Third, all of the industrial policy in the world does not make up for solid market performance. It is still too early to tell which automakers will be able to make the difficult shift into international markets and then be able to build that into global leadership. Picking candidates, not winners, is the wise approach now.

Upshift

Finally, there are the intertwined issues of technology and the environment. And for us here in the Hutong, this is a big one.

In the coming decade, China’s auto industry is going to have to shift away from petroleum-fired internal combustion engines to something else: The country’s air quality will not be able to take hundreds of millions of cars running on unleaded; simply fueling those cars would put China into a geopolitical face-off with the U.S. and Europe; and the global car manufacturers who remain after the global downturn will be producing their own low-emission or zero-emission vehicles in China.
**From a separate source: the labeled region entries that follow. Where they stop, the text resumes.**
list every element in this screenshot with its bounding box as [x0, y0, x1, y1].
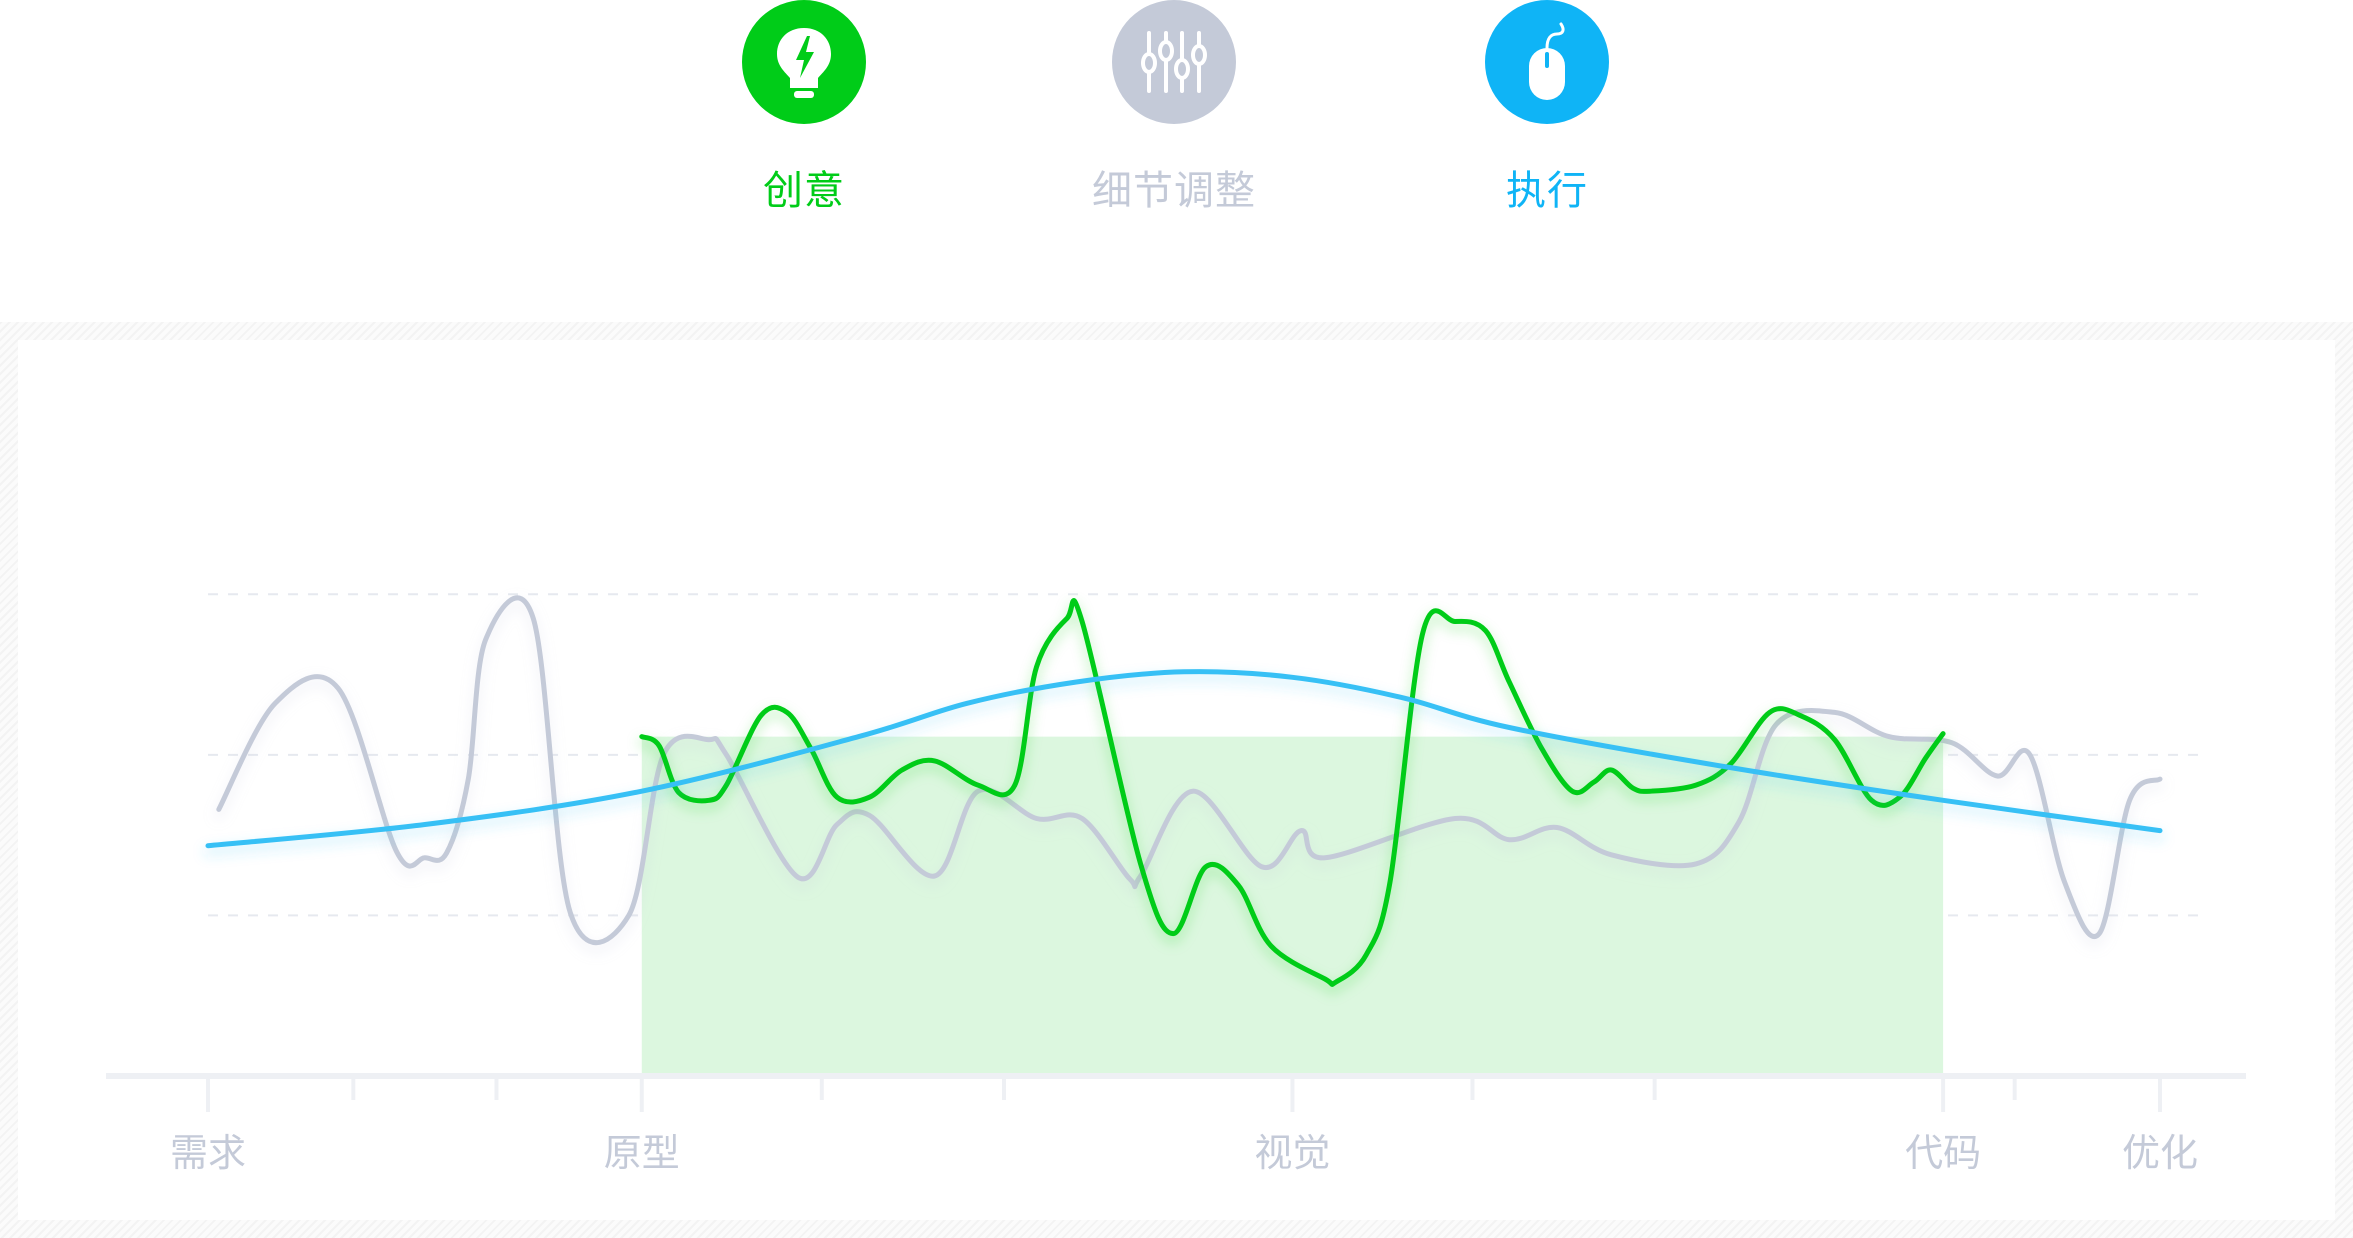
- x-tick-label: 代码: [1905, 1131, 1981, 1175]
- legend-label-creative: 创意: [763, 168, 845, 214]
- highlight-area: [641, 736, 1944, 1076]
- legend-label-fine-tuning: 细节调整: [1092, 168, 1256, 214]
- legend-item-fine-tuning[interactable]: 细节调整: [1024, 0, 1324, 216]
- x-axis-labels: 需求 原型 视觉 代码 优化: [170, 1131, 2198, 1175]
- mouse-icon: [1529, 22, 1565, 100]
- legend-label-execute: 执行: [1506, 168, 1588, 214]
- legend-circle-execute: [1485, 0, 1609, 124]
- sliders-icon: [1141, 31, 1207, 93]
- legend-item-creative[interactable]: 创意: [654, 0, 954, 216]
- series-line-execute: [205, 669, 2163, 849]
- legend-circle-creative: [742, 0, 866, 124]
- x-tick-label: 原型: [604, 1131, 680, 1175]
- lightbulb-bolt-icon: [777, 28, 831, 98]
- legend-item-execute[interactable]: 执行: [1397, 0, 1697, 216]
- series-line-execute-shadow: [203, 673, 2165, 857]
- series-group: [203, 595, 2165, 995]
- legend-circle-fine-tuning: [1112, 0, 1236, 124]
- x-tick-label: 需求: [170, 1131, 246, 1175]
- series-line-creative: [639, 598, 1946, 987]
- x-tick-label: 优化: [2122, 1131, 2198, 1175]
- x-axis-ticks: [206, 1076, 2162, 1112]
- series-line-creative-shadow: [637, 602, 1948, 995]
- x-tick-label: 视觉: [1254, 1131, 1330, 1175]
- series-line-fine-tuning: [216, 595, 2163, 946]
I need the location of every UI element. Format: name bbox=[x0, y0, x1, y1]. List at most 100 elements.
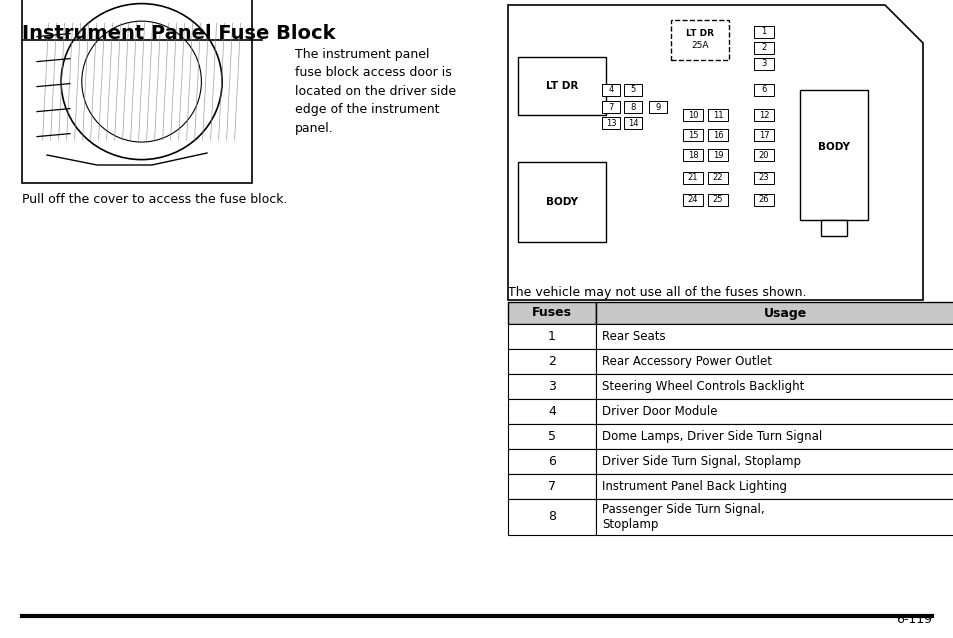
Text: Usage: Usage bbox=[763, 306, 807, 320]
Text: 1: 1 bbox=[547, 330, 556, 343]
Text: 22: 22 bbox=[712, 174, 722, 182]
Text: Rear Accessory Power Outlet: Rear Accessory Power Outlet bbox=[601, 355, 771, 368]
Ellipse shape bbox=[61, 4, 222, 160]
Text: 23: 23 bbox=[758, 174, 768, 182]
Text: Fuses: Fuses bbox=[532, 306, 572, 320]
Text: 8: 8 bbox=[630, 103, 635, 112]
Text: 10: 10 bbox=[687, 110, 698, 119]
Bar bbox=[753, 149, 773, 161]
Text: 2: 2 bbox=[760, 43, 766, 52]
Bar bbox=[753, 84, 773, 96]
Text: 6: 6 bbox=[760, 85, 766, 94]
Text: 16: 16 bbox=[712, 131, 722, 140]
Text: 5: 5 bbox=[630, 85, 635, 94]
Text: 13: 13 bbox=[605, 119, 616, 128]
Bar bbox=[596, 399, 953, 424]
Bar bbox=[682, 129, 702, 141]
Bar bbox=[601, 117, 619, 129]
Text: Pull off the cover to access the fuse block.: Pull off the cover to access the fuse bl… bbox=[22, 193, 287, 206]
Text: Driver Side Turn Signal, Stoplamp: Driver Side Turn Signal, Stoplamp bbox=[601, 455, 801, 468]
Bar bbox=[753, 109, 773, 121]
Text: BODY: BODY bbox=[545, 197, 578, 207]
Text: 26: 26 bbox=[758, 195, 768, 205]
Bar bbox=[507, 302, 596, 324]
Text: 19: 19 bbox=[712, 151, 722, 160]
Bar bbox=[507, 474, 596, 499]
Text: LT DR: LT DR bbox=[685, 29, 713, 38]
Text: LT DR: LT DR bbox=[545, 81, 578, 91]
Bar bbox=[596, 374, 953, 399]
Bar bbox=[596, 349, 953, 374]
Text: 9: 9 bbox=[655, 103, 659, 112]
Text: 24: 24 bbox=[687, 195, 698, 205]
Bar bbox=[707, 194, 727, 206]
Bar bbox=[596, 324, 953, 349]
Bar bbox=[507, 374, 596, 399]
Text: 17: 17 bbox=[758, 131, 768, 140]
Bar bbox=[707, 172, 727, 184]
Bar bbox=[596, 424, 953, 449]
Bar bbox=[517, 162, 605, 242]
Text: Steering Wheel Controls Backlight: Steering Wheel Controls Backlight bbox=[601, 380, 803, 393]
Bar bbox=[800, 90, 867, 220]
Polygon shape bbox=[507, 5, 923, 300]
Bar bbox=[596, 474, 953, 499]
Bar bbox=[507, 349, 596, 374]
Bar bbox=[753, 194, 773, 206]
Text: 6-119: 6-119 bbox=[895, 613, 931, 626]
Bar bbox=[601, 84, 619, 96]
Bar bbox=[648, 101, 666, 113]
Text: 7: 7 bbox=[608, 103, 613, 112]
Text: 2: 2 bbox=[547, 355, 556, 368]
Bar bbox=[707, 129, 727, 141]
Text: 5: 5 bbox=[547, 430, 556, 443]
Text: 4: 4 bbox=[547, 405, 556, 418]
Bar bbox=[22, 0, 252, 183]
Text: Instrument Panel Fuse Block: Instrument Panel Fuse Block bbox=[22, 24, 335, 43]
Text: 11: 11 bbox=[712, 110, 722, 119]
Text: 25: 25 bbox=[712, 195, 722, 205]
Text: 8: 8 bbox=[547, 510, 556, 524]
Bar bbox=[623, 84, 641, 96]
Text: Instrument Panel Back Lighting: Instrument Panel Back Lighting bbox=[601, 480, 786, 493]
Text: 15: 15 bbox=[687, 131, 698, 140]
Text: 1: 1 bbox=[760, 27, 766, 36]
Bar bbox=[596, 302, 953, 324]
Text: 12: 12 bbox=[758, 110, 768, 119]
Bar bbox=[682, 172, 702, 184]
Bar bbox=[753, 172, 773, 184]
Bar bbox=[507, 424, 596, 449]
Text: 3: 3 bbox=[760, 59, 766, 68]
Bar bbox=[507, 449, 596, 474]
Bar bbox=[596, 499, 953, 535]
Bar bbox=[821, 220, 846, 236]
Bar bbox=[623, 117, 641, 129]
Text: Rear Seats: Rear Seats bbox=[601, 330, 665, 343]
Text: The vehicle may not use all of the fuses shown.: The vehicle may not use all of the fuses… bbox=[507, 286, 805, 299]
Bar bbox=[682, 149, 702, 161]
Text: 6: 6 bbox=[547, 455, 556, 468]
Text: Passenger Side Turn Signal,
Stoplamp: Passenger Side Turn Signal, Stoplamp bbox=[601, 503, 763, 531]
Text: 25A: 25A bbox=[691, 41, 708, 50]
Bar bbox=[753, 129, 773, 141]
Bar bbox=[507, 324, 596, 349]
Bar bbox=[507, 499, 596, 535]
Bar bbox=[596, 449, 953, 474]
Bar bbox=[682, 194, 702, 206]
Bar bbox=[753, 42, 773, 54]
Text: Dome Lamps, Driver Side Turn Signal: Dome Lamps, Driver Side Turn Signal bbox=[601, 430, 821, 443]
Bar bbox=[601, 101, 619, 113]
Text: 18: 18 bbox=[687, 151, 698, 160]
Ellipse shape bbox=[82, 21, 201, 142]
Text: The instrument panel
fuse block access door is
located on the driver side
edge o: The instrument panel fuse block access d… bbox=[294, 48, 456, 135]
Text: 20: 20 bbox=[758, 151, 768, 160]
Text: BODY: BODY bbox=[817, 142, 849, 152]
Bar bbox=[507, 399, 596, 424]
Text: 21: 21 bbox=[687, 174, 698, 182]
Bar bbox=[753, 58, 773, 70]
Bar bbox=[707, 109, 727, 121]
Text: 14: 14 bbox=[627, 119, 638, 128]
Text: Driver Door Module: Driver Door Module bbox=[601, 405, 717, 418]
Bar bbox=[517, 57, 605, 115]
Text: 4: 4 bbox=[608, 85, 613, 94]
That shift is going to mean investments so large in technologies so complex that it may force a rethinking of the entire automobile industry. The logic of a single vertically-integrated manufacturer starting with steel, plastic, and rubber and churning out cars may not hold is the industry makes its leap.

As such some companies in China’s auto industry may well elect to specialize either in assembly or components, opening the door for one or more of the current players to ease their way out of making cars and into supplying China’s remaining brands with motors, batteries, fuel cells, bodies, or other major components.

If that happens – and I suspect that at least in the case of second-tier brands it might – it makes more sense to allow that specialization to evolve and chivvying it with the visible hand of government, rather than making those choices now. The coming years, in fact, are likely to involve the government making the case to some manufacturers move to making parts and components.

Taking a “slow-cull” approach to reforming the industry is the wise approach for China’s policy makers. The nation’s auto industry will be reformed in stages rather than with the single stroke of a pen, and the speed of those reforms will depend not only on market growth and global finance, but on the demonstrated ability of China’s automakers to withstand the successive waves of change they will face in the coming years.